Prozesse um gefälschte Gemälde: Freisprüche bestätigt. Der Oberste Gerichtshof (OGH) hat vor kurzem die Entscheidung des Landesgerichts Korneuburg bestätigt, das im September 2018 in einem Prozess um gefälschte Gemälde von Pablo Picasso und Emil Nolde fünf Angeklagte vom Vorwurf des versuchten schweren Betrugs freigesprochen hatte. Die dagegen eingebrachte Nichtigkeitsbeschwerde der Staatsanwaltschaft wurde in nichtöffentlicher Sitzung zurückgewiesen.

Von APA, Redaktion. Erstellt am 23. August 2019 (05:05)
APA/Herbert Pfarrhofer
Eine Außenaufnahme des Landesgerichts Korneuburg am Donnerstag, 4. Juli 2019, vor Beginn des Prozesses gegen den 55-jährigen wegen Mordes Angeklagten.

Auf die Verdächtigen war die Polizei im Zuge einer verdeckten Ermittlung gekommen, in die auch ein prominenter Wiener Anwalt eingebunden war. Im Zuge eines inszenierten Scheingeschäft hatten zwei Angeklagte fünf Exponate zu einem Treffen im Konferenzraum eines Hotels am Flughafen Wien-Schwechat mitgebracht. Nachdem sie drei Bilder aus einer Mappe gezogen hatten, wurden die beiden festgenommen. Später klickten für drei weitere Männer die Handschellen.

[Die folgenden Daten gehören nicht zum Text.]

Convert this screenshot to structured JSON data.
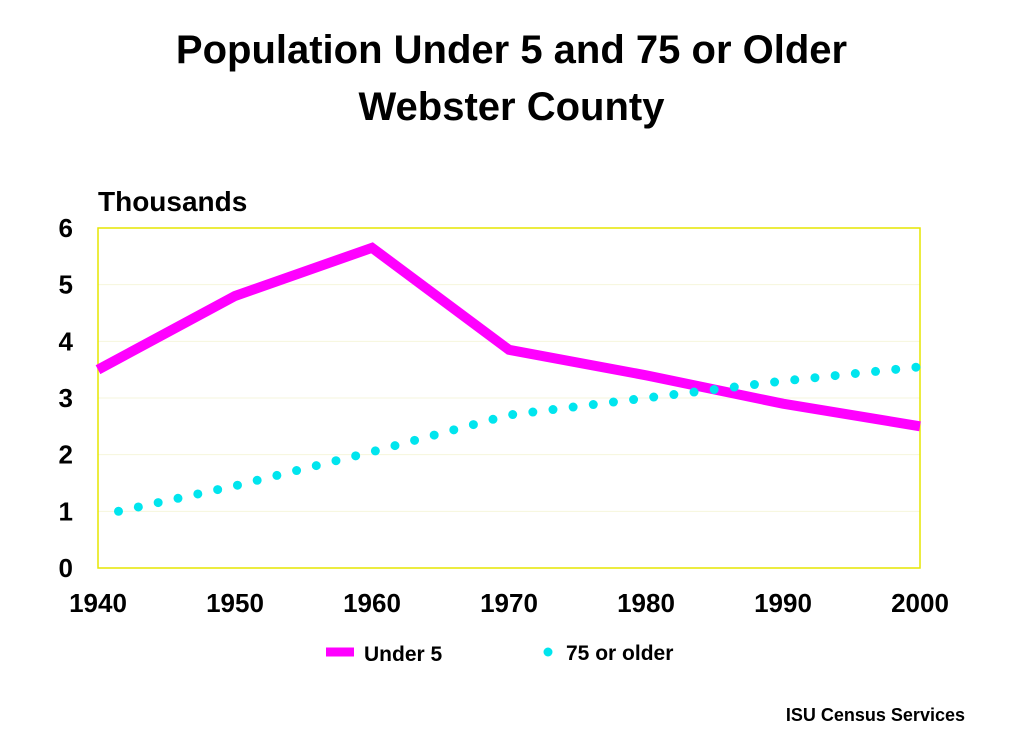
{
  "slide": {
    "title_line1": "Population Under 5 and 75 or Older",
    "title_line2": "Webster County",
    "footer": "ISU Census Services"
  },
  "colors": {
    "plot_border": "#e6e600",
    "grid": "#f6f6dc",
    "under5": "#ff00ff",
    "over75": "#00e5ee"
  },
  "chart_data": {
    "type": "line",
    "ylabel": "Thousands",
    "xlabel": "",
    "xlim": [
      1940,
      2000
    ],
    "ylim": [
      0,
      6
    ],
    "x_ticks": [
      "1940",
      "1950",
      "1960",
      "1970",
      "1980",
      "1990",
      "2000"
    ],
    "y_ticks": [
      "0",
      "1",
      "2",
      "3",
      "4",
      "5",
      "6"
    ],
    "legend_position": "bottom",
    "series": [
      {
        "name": "Under 5",
        "style": "solid",
        "color": "#ff00ff",
        "x": [
          1940,
          1950,
          1960,
          1970,
          1980,
          1990,
          2000
        ],
        "y": [
          3.5,
          4.8,
          5.65,
          3.85,
          3.4,
          2.9,
          2.5
        ]
      },
      {
        "name": "75 or older",
        "style": "dotted",
        "color": "#00e5ee",
        "x": [
          1941.5,
          1950,
          1960,
          1970,
          1980,
          1990,
          2000
        ],
        "y": [
          1.0,
          1.45,
          2.05,
          2.7,
          3.0,
          3.3,
          3.55
        ]
      }
    ]
  }
}
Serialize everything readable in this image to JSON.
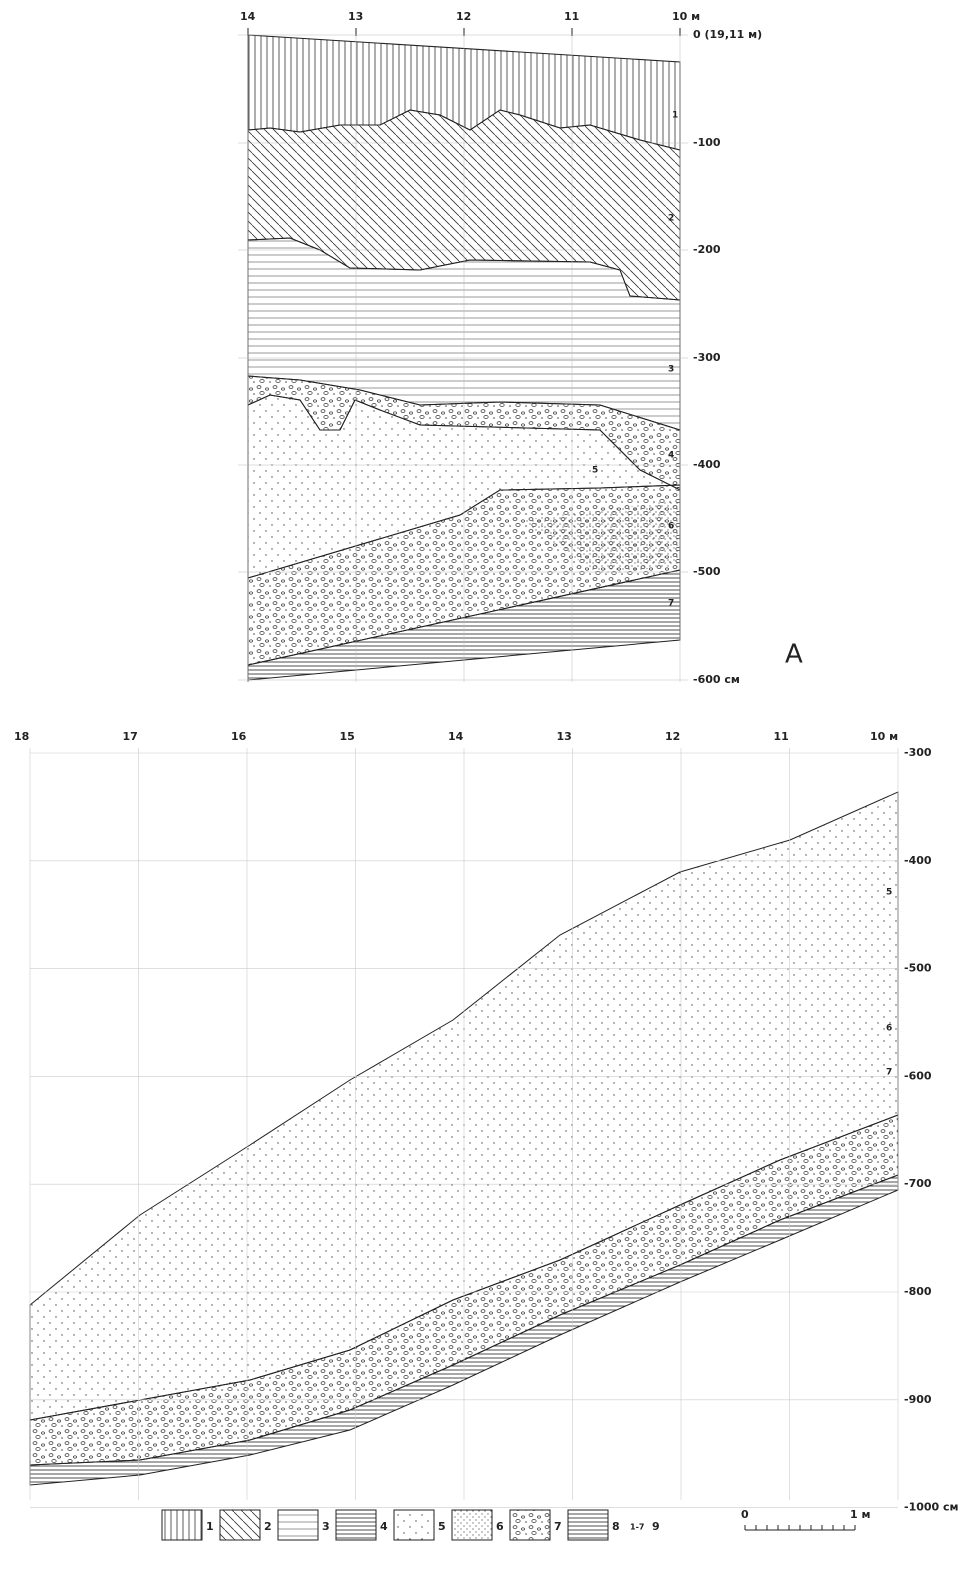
{
  "section_a": {
    "x_labels": [
      "14",
      "13",
      "12",
      "11",
      "10 м"
    ],
    "depth_labels": [
      "0 (19,11 м)",
      "-100",
      "-200",
      "-300",
      "-400",
      "-500",
      "-600 см"
    ],
    "layer_labels": [
      "1",
      "2",
      "3",
      "4",
      "5",
      "6",
      "7"
    ],
    "panel_label": "А"
  },
  "section_b": {
    "x_labels": [
      "18",
      "17",
      "16",
      "15",
      "14",
      "13",
      "12",
      "11",
      "10 м"
    ],
    "depth_labels": [
      "-300",
      "-400",
      "-500",
      "-600",
      "-700",
      "-800",
      "-900",
      "-1000 см"
    ],
    "layer_labels": [
      "5",
      "6",
      "7"
    ]
  },
  "legend": {
    "items": [
      "1",
      "2",
      "3",
      "4",
      "5",
      "6",
      "7",
      "8"
    ],
    "sub": "1-7",
    "last": "9"
  },
  "scale": {
    "start": "0",
    "end": "1 м"
  }
}
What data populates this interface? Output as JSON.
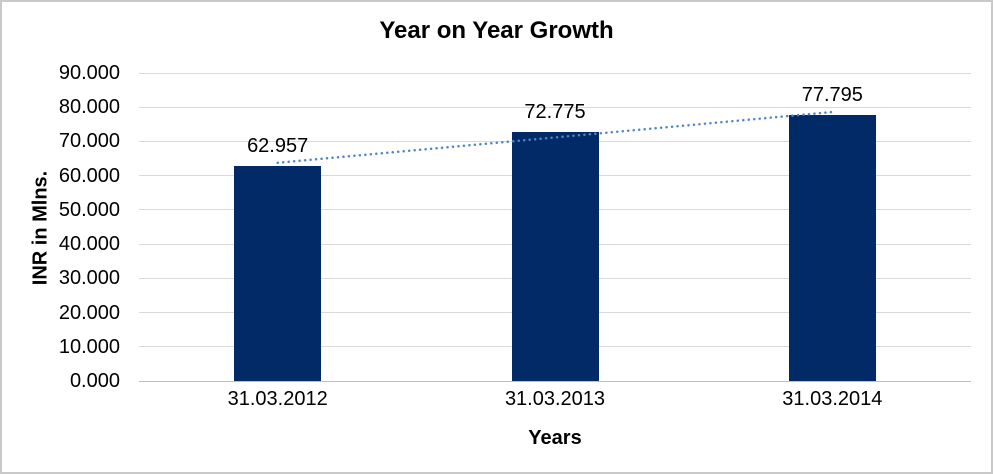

Das Landesgericht Korneuburg ging nach mehrtägiger Verhandlung davon aus, dass den Angeklagten eine Täuschungs- und Bereicherungsabsicht nicht nachzuweisen war und dass vor einer Veräußerung der vermeintlichen Picasso-Werke Expertisen von Sachverständigen eingeholt und Zertifikate beigeschafft worden wären. Der OGH bestätigte diese Einschätzung und wies die von der Staatsanwaltschaft dem Erstgericht unterstellten Feststellungsmängel als unzutreffend zurück.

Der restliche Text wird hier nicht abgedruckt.